The sanctions began to work, strangling Iraq's supplies of industrial parts, raw materials and food.

In that situation, time was on the side of the United States and its partners. All we needed was patience. And patience is what President Bush by all signs does not have.

The order to send more U.S. forces to the gulf makes time run against the United States and its allies.

It is not possible to keep 400,000 U.S. soldiers in the desert for many more months. The very fact of that large a deployment pushes us toward war without waiting for sanctions to achieve their end of an Iraqi withdrawal from Kuwait.

Moreover, the massive troop increase has cost Bush much of the domestic support for his policy.

Sen. Sam Nunn, Congress' most important figure on military policy, has become a critic. Conservative commentators are deploring the rush to war, as are liberals and the Roman Catholic bishops.
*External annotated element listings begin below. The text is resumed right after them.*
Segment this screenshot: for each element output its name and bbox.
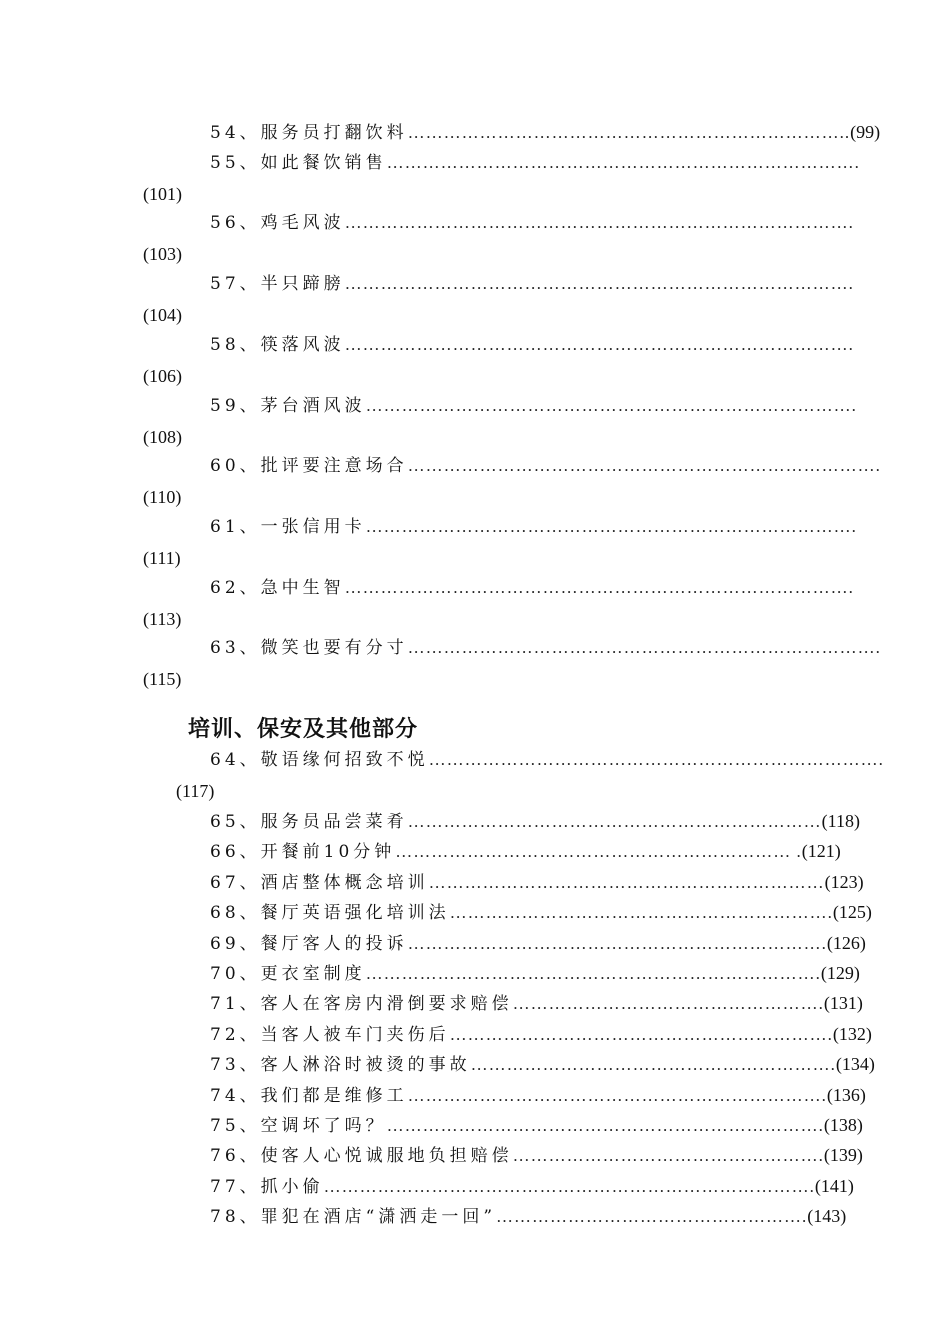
toc-leader-dots: …………………………………………………………………. [428, 750, 884, 769]
toc-page-number: (103) [143, 244, 182, 264]
toc-entry [210, 517, 857, 537]
toc-leader-dots: ………………………………………………………. [449, 1024, 833, 1044]
toc-entry-title: 64、敬语缘何招致不悦 [210, 750, 429, 770]
toc-page-number: (111) [143, 548, 181, 568]
toc-leader-dots: ……………………………………………………………….. [407, 123, 851, 142]
toc-entry [210, 841, 850, 862]
toc-leader-dots: ……………………………………………. [512, 994, 824, 1014]
toc-leader-dots: ………………………………………………………… [428, 872, 825, 892]
toc-entry [210, 153, 860, 173]
toc-page-number: (129) [820, 963, 860, 983]
toc-page-number: (123) [824, 871, 864, 892]
toc-entry-title: 71、客人在客房内滑倒要求赔偿 [210, 994, 513, 1015]
toc-page-number: (121) [801, 841, 841, 862]
toc-entry [210, 871, 864, 893]
toc-entry [210, 213, 854, 233]
toc-entry [210, 811, 860, 832]
toc-leader-dots: ………………………………………………………………. [386, 1116, 824, 1135]
toc-entry [210, 1206, 850, 1227]
toc-entry-title: 65、服务员品尝菜肴 [210, 812, 408, 832]
toc-entry-title: 76、使客人心悦诚服地负担赔偿 [210, 1146, 513, 1167]
toc-page-number: (131) [823, 993, 863, 1014]
toc-entry-title: 69、餐厅客人的投诉 [210, 933, 408, 954]
toc-entry [210, 122, 881, 143]
toc-leader-dots: ………………………………………………………. [449, 903, 833, 923]
toc-entry-title: 57、半只蹄膀 [210, 274, 345, 294]
toc-leader-dots: …………………………………………………………………. [365, 964, 821, 983]
toc-entry [210, 1023, 872, 1045]
toc-page-number: (104) [143, 305, 182, 325]
toc-entry-title: 74、我们都是维修工 [210, 1085, 408, 1106]
toc-entry-title: 77、抓小偷 [210, 1176, 324, 1197]
toc-page-number: (113) [143, 609, 182, 629]
toc-page-number: (99) [850, 122, 881, 142]
toc-leader-dots: ……………………………………………………………. [407, 933, 827, 953]
toc-leader-dots: ……………………………………………………. [470, 1055, 836, 1075]
toc-entry [210, 902, 872, 924]
toc-entry-title: 62、急中生智 [210, 578, 345, 598]
toc-entry [210, 335, 854, 355]
toc-leader-dots: ……………………………………………………………………. [386, 153, 860, 172]
toc-entry [210, 1115, 863, 1136]
toc-leader-dots: ……………………………………………………………………. [407, 456, 881, 475]
toc-leader-dots: ………………………………………………………………………. [365, 517, 857, 536]
toc-entry-title: 61、一张信用卡 [210, 517, 366, 537]
toc-leader-dots: ……………………………………………………………………. [407, 638, 881, 657]
toc-leader-dots: …………………………………………………………………………. [344, 274, 854, 293]
toc-page-number: (126) [826, 932, 866, 953]
toc-entry-title: 60、批评要注意场合 [210, 456, 408, 476]
toc-entry [210, 396, 857, 416]
toc-page-number: (136) [826, 1084, 866, 1105]
toc-entry-title: 75、空调坏了吗？ [210, 1116, 387, 1136]
section-heading: 培训、保安及其他部分 [188, 716, 419, 742]
toc-page-number: (118) [821, 811, 860, 831]
toc-page-number: (141) [814, 1175, 854, 1196]
toc-entry [210, 750, 884, 770]
toc-entry-title: 56、鸡毛风波 [210, 213, 345, 233]
toc-leader-dots: …………………………………………………………………………. [344, 335, 854, 354]
toc-leader-dots: ………………………………………………………………………. [365, 396, 857, 415]
toc-page-number: (117) [176, 781, 215, 801]
toc-entry [210, 1084, 866, 1106]
toc-entry-title: 68、餐厅英语强化培训法 [210, 903, 450, 924]
toc-entry-title: 66、开餐前10分钟 [210, 842, 396, 863]
toc-page-number: (134) [835, 1054, 875, 1075]
toc-entry [210, 963, 860, 984]
toc-page-number: (132) [832, 1023, 872, 1044]
toc-entry-title: 54、服务员打翻饮料 [210, 123, 408, 143]
toc-page-number: (115) [143, 669, 182, 689]
toc-entry [210, 1175, 854, 1197]
toc-entry [210, 932, 866, 954]
toc-page-number: (125) [832, 902, 872, 923]
toc-entry-title: 67、酒店整体概念培训 [210, 872, 429, 893]
toc-entry [210, 456, 881, 476]
toc-entry-title: 73、客人淋浴时被烫的事故 [210, 1055, 471, 1076]
toc-entry-title: 55、如此餐饮销售 [210, 153, 387, 173]
toc-entry [210, 993, 863, 1015]
toc-entry [210, 1054, 875, 1076]
toc-entry-title: 59、茅台酒风波 [210, 396, 366, 416]
toc-entry [210, 1145, 863, 1167]
toc-leader-dots: …………………………………………………………………………. [344, 578, 854, 597]
toc-entry [210, 638, 881, 658]
toc-page-number: (110) [143, 487, 182, 507]
toc-leader-dots: …………………………………………………………… [407, 812, 822, 831]
toc-leader-dots: ……………………………………………………………. [407, 1085, 827, 1105]
toc-leader-dots: ………………………………………………………… . [395, 842, 802, 862]
toc-page-number: (138) [823, 1115, 863, 1135]
toc-leader-dots: ………………………………………………………………………. [323, 1176, 815, 1196]
toc-leader-dots: …………………………………………………………………………. [344, 213, 854, 232]
toc-leader-dots: ……………………………………………. [496, 1207, 808, 1227]
toc-page-number: (101) [143, 184, 182, 204]
toc-entry [210, 578, 854, 598]
toc-entry-title: 63、微笑也要有分寸 [210, 638, 408, 658]
toc-entry-title: 78、罪犯在酒店“潇洒走一回” [210, 1207, 497, 1228]
toc-page-number: (139) [823, 1145, 863, 1166]
toc-entry-title: 58、筷落风波 [210, 335, 345, 355]
toc-page-number: (108) [143, 427, 182, 447]
toc-page-number: (106) [143, 366, 182, 386]
toc-entry-title: 70、更衣室制度 [210, 964, 366, 984]
toc-entry-title: 72、当客人被车门夹伤后 [210, 1024, 450, 1045]
toc-page-number: (143) [807, 1206, 847, 1227]
toc-leader-dots: ……………………………………………. [512, 1146, 824, 1166]
toc-entry [210, 274, 854, 294]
Can Bush really plan to march on to war with that kind of division in his own people? If there is significant dissent now, think what it would be like if American bodies started coming back from the gulf in large numbers.

Listening to the president talk to the Marines, one might think that a war with Iraq would be quick and easy. Bush might have been giving a pep talk before a game.

But it would almost certainly not be quick or easy. And not beneficently simple in its results. A war with Iraq could devastate a huge area of the Middle East.

It could arouse many Arabs, even those critical of Saddam Hussein, against the United States.

War would risk turning the moral equation upside-down.

Saddam Hussein is seen by most countries now as a brutal aggressor. It is not so clear that the sympathies of people outside the industrial countries would stay that way if the United States attacked.

The puzzle is why Bush would sound so gung ho for war at a time when Saddam is visibly "flailing about under serious duress." Those words were used the other day by Winston Lord, former U.S. ambassador to China and a leading figure in the foreign policy establishment.

Lord, writing in The Washington Post, praised Bush's policy in the gulf. But his praise seemed to be for the policy before the turn toward war.

"The president should scrupulously engage Congress," Lord said. "He should rotate the troops. Let us hunker down for the long haul."

That is a call for patience, for letting the sanctions work. To it should be added one more crucial step: undertaking serious diplomacy with Saddam Hussein.

The Iraqi leader, interviewed last week by Peter Jennings of ABC News, repeatedly urged negotiation. He said he was ready to talk with Saudi Arabia and with the United States.

That was more than flailing about. It was a signal -- one that the U.S. should be exploring through a third party such as Sweden.

With patience and skill, without war, Bush can achieve his legitimate goals in the gulf.